Existence d’une armada fantôme 

Encore récemment, les États-Unis ont saisi deux pétroliers soupçonnés de transporter du pétrole iranien en violation de l'embargo américain. Les volumes portaient sur 733 876 barils de brut iranien et revendus à une valeur estimée entre 38 et 45 M$. Des faits qui remontaient à 2020 mais qui ont été récemment révélées. D’après le dossier judiciaire, le pétrole prohibé avait été chargé le 31 octobre 2020 à bord du Stark I depuis un terminal de l'île iranienne de Kharg. Quatre jours plus tard, les barils étaient transférés en mer vers le M/T Arina, battant pavillon panaméen. Pendant le transfert de navire à navire – non sans risques –, les transpondeurs éteints ne permettaient pas de s’étonner du temps d’immobilisation.  

Après plusieurs étapes, l'Arina a transféré en août 2021, au large de Chypre, une partie de cette cargaison, soit 220 793 barils, à bord d'un autre tanker, le M/T Nostos, enregistré au Liberia. Le système est tellement organisé que, selon le lanceur d’alertes américain United Against Nuclear Iran, qui file à la trace les expéditions de brut iranien, il y a une « armada fantôme », composée d’une dizaine de pétroliers dont le seul emploi est la contrebande à grande échelle.    

« Une économie favorable au vendeur et à l’acheteur »

Pour les exploitants de pétroliers, opérant dans un cadre légal, c’est un fléau. « Jusqu'à 54 VLCC et 20 suezmax sont impliqués dans le commerce iranien ainsi que 8 % des VLCC et 5 % des suezmax dans le commerce vénézuélien également sous le coup de sanctions internationales », avait déploré Brian Gallagher, responsable des relations avec les investisseurs chez Euronav, à l’occasion de la présentation de résultats financiers de l’armateur belge l’an dernier.

Selon Gibson, mais aussi les dirigeants de DHT et d'Euronav, le commerce est tellement lucratif qu’il a freiné les envois à la ferraille ces deux dernières années alors que les navires sont exploités depuis de long mois sous le seuil de rentabilité. « Une grande partie de la vieille flotte est aujourd'hui engagée dans des opérations sensibles par nature.

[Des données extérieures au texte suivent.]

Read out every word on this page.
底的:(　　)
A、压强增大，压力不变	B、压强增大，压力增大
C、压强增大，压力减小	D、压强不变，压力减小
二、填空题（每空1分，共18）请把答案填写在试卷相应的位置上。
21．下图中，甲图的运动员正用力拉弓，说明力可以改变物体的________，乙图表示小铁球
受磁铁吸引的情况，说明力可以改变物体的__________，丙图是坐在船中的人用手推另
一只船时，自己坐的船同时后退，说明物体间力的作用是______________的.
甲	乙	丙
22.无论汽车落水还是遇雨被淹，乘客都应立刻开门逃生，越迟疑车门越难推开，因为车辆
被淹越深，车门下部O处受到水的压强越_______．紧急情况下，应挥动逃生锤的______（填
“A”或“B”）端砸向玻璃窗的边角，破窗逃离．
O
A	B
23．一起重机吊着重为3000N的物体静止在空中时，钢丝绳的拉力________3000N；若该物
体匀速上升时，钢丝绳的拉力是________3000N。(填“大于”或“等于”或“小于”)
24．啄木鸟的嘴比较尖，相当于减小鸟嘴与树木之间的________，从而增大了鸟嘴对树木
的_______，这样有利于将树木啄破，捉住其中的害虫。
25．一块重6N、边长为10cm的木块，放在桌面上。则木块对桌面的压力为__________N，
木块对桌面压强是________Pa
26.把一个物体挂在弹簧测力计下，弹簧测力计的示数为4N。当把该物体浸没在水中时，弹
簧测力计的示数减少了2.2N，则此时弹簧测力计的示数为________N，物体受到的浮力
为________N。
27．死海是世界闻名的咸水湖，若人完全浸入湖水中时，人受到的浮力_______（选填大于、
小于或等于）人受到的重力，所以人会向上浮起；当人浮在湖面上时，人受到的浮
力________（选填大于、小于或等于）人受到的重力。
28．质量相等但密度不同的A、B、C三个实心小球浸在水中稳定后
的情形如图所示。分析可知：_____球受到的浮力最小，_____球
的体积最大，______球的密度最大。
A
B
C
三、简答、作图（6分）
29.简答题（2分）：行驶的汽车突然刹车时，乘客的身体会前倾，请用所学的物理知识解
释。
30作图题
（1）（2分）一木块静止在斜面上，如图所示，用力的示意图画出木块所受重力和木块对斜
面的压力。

Ils sont payés assez grassement pour transporter ce pétrole sous embargo et celui-ci bénéficie d'un rabais, de sorte que l'économie est favorable tant au vendeur qu'à l'acheteur de pétrole », explique Svein Moxnes Harfjeld, PDG de DHT. 

Le Pegas, devenu le Lana, Transmorflot à PSB, avant de revenir à Transmorflot

La dernière affaire en date est une formidable synthèse des deux. Il était identifié sous le nom de Pegas mais s’appelle désormais Lana. Il était la propriété d’une puissante banque russe. Mais cette dernière affirme qu’elle l’a revendu depuis un an. Il a été arrêté et détenu par les autorités grecques en raison des sanctions internationales visant à tordre le bras à la Russie à la suite de son invasion par l’Ukraine. Mais il serait aussi dans le collimateur de l’administration américaine pour commerce illicite de pétrole iranien. Finalement, le Pegas aurait du pétrole iranien à bord et non russe… La confusion est totale. Le navire est typique de ces navires au passif, à l’historique, à l’identité et à la propriété tellement opaques qu’il est difficile de prouver quoi que soit. Si bien que la détention devient inopérante.  

Une histoire presque rocambolesque

Le pétrolier identifié comme le Pegas, navire battant pavillon russe que les autorités grecques avaient arraisonné mi-avril, a ainsi été relaxé, faute de « raison légale » pour le retenir plus longtemps. Outre sa propriété qui pourrait être liée à des intérêts russes, le Pegas fait également partie des cinq navires contre lesquels les États-Unis ont pris des mesures le 22 février en raison d’un commerce illicite de pétrole iranien sous embargo.  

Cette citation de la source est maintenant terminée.